Nach Tötungen in Zehlendorf und Doppelmord in Neukölln

BIG e.V.: Bei Partnerschaftsgewalt nicht tatenlos bleiben!

(2013/01) Nur 16 Tage nach Jahresbeginn sind in Berlin bereits drei Frauen von ehemaligen Partnern getötet worden. Diese Zahl ist unerträglich. Dabei macht sie nur einen kleinen Teil der Gewalt aus, die Frauen in Deutschland täglich durch ihre (ehemaligen) Partner erfahren.

Auch unterhalb solcher eskalierter Taten gibt es täglich eine Vielzahl weniger auffälliger Gewaltakte gegen Frauen durch ihre Partner oder ehemaligen Partner. Das zeigt eine Dunkelfeldstudie des BMFSFJ: jede vierte Frau in Deutschland ist von häuslicher Gewalt betroffen. 2/3 dieser Betroffenen werden über einen längeren Zeitraum hinweg schwer misshandelt.

In Europa ist die Hauptursache für den Tod oder die Verletzung von Frauen Gewalt durch den eigenen (ehemaligen) Partner. Laut BKA war 2011 in der Hälfte der 313 Tötungsdelikte an Frauen deren Partner der Tatverdächtige (im Vergleich wurden 24 Frauen der Tötung an ihren Partnern verdächtigt). Im Falle einer beabsichtigten oder tatsächlichen Trennung steigt für Frauen das Risiko, von ihren männlichen Partnern ermordet zu werden, beträchtlich.

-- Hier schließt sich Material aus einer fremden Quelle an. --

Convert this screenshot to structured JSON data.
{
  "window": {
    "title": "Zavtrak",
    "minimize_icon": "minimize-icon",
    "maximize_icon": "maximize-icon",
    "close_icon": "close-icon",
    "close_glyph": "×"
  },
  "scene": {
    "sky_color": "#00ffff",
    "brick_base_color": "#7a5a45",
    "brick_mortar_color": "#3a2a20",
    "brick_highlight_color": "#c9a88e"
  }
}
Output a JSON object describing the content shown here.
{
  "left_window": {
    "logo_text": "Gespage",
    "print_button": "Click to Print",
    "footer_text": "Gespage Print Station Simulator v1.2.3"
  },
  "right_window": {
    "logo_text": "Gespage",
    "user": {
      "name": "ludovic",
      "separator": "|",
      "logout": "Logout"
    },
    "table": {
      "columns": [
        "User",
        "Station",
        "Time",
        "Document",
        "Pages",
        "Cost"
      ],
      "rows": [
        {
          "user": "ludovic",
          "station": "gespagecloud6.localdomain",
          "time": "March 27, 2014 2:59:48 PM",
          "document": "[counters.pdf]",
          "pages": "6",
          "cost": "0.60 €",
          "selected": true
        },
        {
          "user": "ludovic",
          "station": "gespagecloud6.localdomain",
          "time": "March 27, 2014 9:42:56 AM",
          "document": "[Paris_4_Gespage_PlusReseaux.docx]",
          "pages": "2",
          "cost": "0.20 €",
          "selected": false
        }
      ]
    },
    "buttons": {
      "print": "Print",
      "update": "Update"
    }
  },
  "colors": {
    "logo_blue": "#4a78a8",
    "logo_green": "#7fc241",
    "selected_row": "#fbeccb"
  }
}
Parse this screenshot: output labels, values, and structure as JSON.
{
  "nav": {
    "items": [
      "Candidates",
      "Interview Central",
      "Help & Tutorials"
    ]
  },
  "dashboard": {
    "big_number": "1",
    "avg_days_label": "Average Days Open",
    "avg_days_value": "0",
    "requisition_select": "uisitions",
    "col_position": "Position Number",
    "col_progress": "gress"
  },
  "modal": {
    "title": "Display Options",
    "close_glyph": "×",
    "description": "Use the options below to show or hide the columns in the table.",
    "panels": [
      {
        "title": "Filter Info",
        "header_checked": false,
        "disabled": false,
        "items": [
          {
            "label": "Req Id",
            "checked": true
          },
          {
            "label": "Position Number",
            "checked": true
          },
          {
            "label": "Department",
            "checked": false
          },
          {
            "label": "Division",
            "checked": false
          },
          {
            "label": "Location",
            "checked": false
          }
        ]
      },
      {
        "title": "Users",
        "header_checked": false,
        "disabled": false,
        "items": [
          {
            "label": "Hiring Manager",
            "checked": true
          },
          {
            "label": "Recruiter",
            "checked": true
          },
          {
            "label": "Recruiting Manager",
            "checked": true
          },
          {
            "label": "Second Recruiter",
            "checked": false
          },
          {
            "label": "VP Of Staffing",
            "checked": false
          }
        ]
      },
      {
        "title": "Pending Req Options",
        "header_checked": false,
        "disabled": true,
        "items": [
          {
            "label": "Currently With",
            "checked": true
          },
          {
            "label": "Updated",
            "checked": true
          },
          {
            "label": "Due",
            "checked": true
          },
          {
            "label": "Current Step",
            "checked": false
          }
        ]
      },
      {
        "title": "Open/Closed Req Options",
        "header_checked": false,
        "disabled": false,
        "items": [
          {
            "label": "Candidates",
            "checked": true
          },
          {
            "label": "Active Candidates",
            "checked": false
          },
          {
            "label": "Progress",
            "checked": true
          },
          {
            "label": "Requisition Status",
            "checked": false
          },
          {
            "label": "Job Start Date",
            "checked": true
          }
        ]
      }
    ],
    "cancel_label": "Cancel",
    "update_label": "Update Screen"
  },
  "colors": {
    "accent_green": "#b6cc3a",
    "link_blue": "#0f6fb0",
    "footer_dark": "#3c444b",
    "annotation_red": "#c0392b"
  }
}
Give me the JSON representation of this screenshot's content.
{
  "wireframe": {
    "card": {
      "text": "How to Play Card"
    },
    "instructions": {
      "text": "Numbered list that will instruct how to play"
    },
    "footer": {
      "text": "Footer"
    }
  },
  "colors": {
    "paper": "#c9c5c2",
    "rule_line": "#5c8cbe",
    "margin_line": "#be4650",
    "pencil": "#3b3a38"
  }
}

„Tötungen wie die in Neukölln oder Steglitz-Zehlendorf sind in den meisten Fällen das Ende einer langen Gewaltvorgeschichte, die über Monate oder Jahre hinweg eskaliert ist, sagt Patricia Schneider, die Geschäftsführerin der Berliner Initiative gegen Gewalt an Frauen (BIG e.V.). „Betroffene sollten deshalb am besten lange vor bedrohlichen Trennungsphasen Schutz und Hilfe durch Beratungsstellen, Polizei und Familiengerichte in Anspruch nehmen. Angst oder Scham sollten keine Rolle dabei spielen, umfassend Hilfe zu suchen.“

Viele Betroffene fürchten einen Gesichtsverlust vor Freunden, Verwandten oder auf der Arbeit und verbergen deshalb die Folgen häuslicher Gewalt. Das Umfeld Betroffener wiederum wagt häufig nicht, in die vermeintliche Privatsphäre anderer Menschen einzudringen.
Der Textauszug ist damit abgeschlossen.